The vast room has bare parallel walls and vaulted ceilings so that his voice may carry and resonate and flutter, so that he may delight in hearing it, therefore he will nary cease to speak loudly. There are clones of his father, spread throughout, so that an opportunity to argue and be stubborn are plentiful – indeed, never ending. Vats of bathwater are not to be used to wipe away cupcake residue, or the like, from his face, but are for vigorous splashing, accompanied by continuing shouting and singing of nonsensical lyrics. The towels that surround the bathtubs are not for cleaning or drying but are simply meant to remain and become soaked and squishy. Televisions, each presenting a different children’s feature presentation, are also conveniently located throughout the room, each connected to daddy’s expensive headphones so that he, with peanut butter fingers, may put on and hear. Likewise, undressed windows are also at appropriate height to accompany finger smudges and dirty face smears. Place settings of chicken nuggets and French fries are also in abundance, each with a colored [“We went camping, just me and my dad”] plastic cup generously filled with water used for dunking said chicken nuggets. There are also environmental chambers [“I picked the campsite, but someone was already living there…”], each maintained to a steady 38-degrees Fahrenheit, [“…So I gave it back”] where he may freely enter at will and run and frolic in said temperature without a coat.
….Hrrrmmfff. What the? No. No! I want to go back! Please, have pity. Perhaps if I close my eyes and pull my blankets back over my head that wonderful place will once again fill my mind. “We found another campsite nearby. My dad was tired, so I pitched the tent.” Ugh, he’s such a chump thinking that lovingly reading my favorite stories will be a harmless way to lull me out of sleep…
“No, daddy, little critter not go camping.”
“Well, let’s read on and see what happens. Then we can pick out the clothes you’ll wear today – maybe your T-Rex shirt!
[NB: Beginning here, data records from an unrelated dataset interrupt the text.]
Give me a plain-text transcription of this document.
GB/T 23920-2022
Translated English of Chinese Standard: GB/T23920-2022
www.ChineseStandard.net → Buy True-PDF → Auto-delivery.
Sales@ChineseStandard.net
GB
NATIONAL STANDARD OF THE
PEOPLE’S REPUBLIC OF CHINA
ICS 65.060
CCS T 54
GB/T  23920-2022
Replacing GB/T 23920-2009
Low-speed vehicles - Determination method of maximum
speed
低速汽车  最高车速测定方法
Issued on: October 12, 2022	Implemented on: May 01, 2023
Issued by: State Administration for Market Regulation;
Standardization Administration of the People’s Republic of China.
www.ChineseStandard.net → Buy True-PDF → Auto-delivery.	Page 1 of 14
Ooooh, how does that sound, big guy?”
Y’know, I recognize that he’s speaking but all I hear is ‘blah blah blah please argue and resist everything I’d like you to do this morning.’ Maybe if I curl up in a ball he’ll go away. Perhaps a low-level grumble will be a nice embellishment.
“I wanted to take my dad for a ride in our canoe, but I launched it too hard.”
Seriously, he’s still here? Crap and a half, can’t the dude take a hint? If only wrapping myself tighter in these blankets would cause them to swallow me whole so that my very consciousness will leave this cursed mortal prison and my spirit may soar freely away from this place to be with the birdies and airplanes and fireworks and the – There’s my mommy!
“Mommy Mommy Mommy!” Cursed blankets, get me out of these damn things that I may cling to my mommy, to claim her. “Mommy, hold me. Hold me!” I want you and only you. Only you can hold me and say ‘good morning.’ Only you can do stuff for me: Only you can pick me up; only you can talk about reading little critter and getting dressed; only you can get my yogurt out of the fridge, peel off the foil lid and give me a fun plastic spoon; only you can turn your back to me.
Yes. Only you.
Look at Daddy sitting there on the edge of my bed, looking like a damaged puppy. Better luck tomorrow morning, big guy.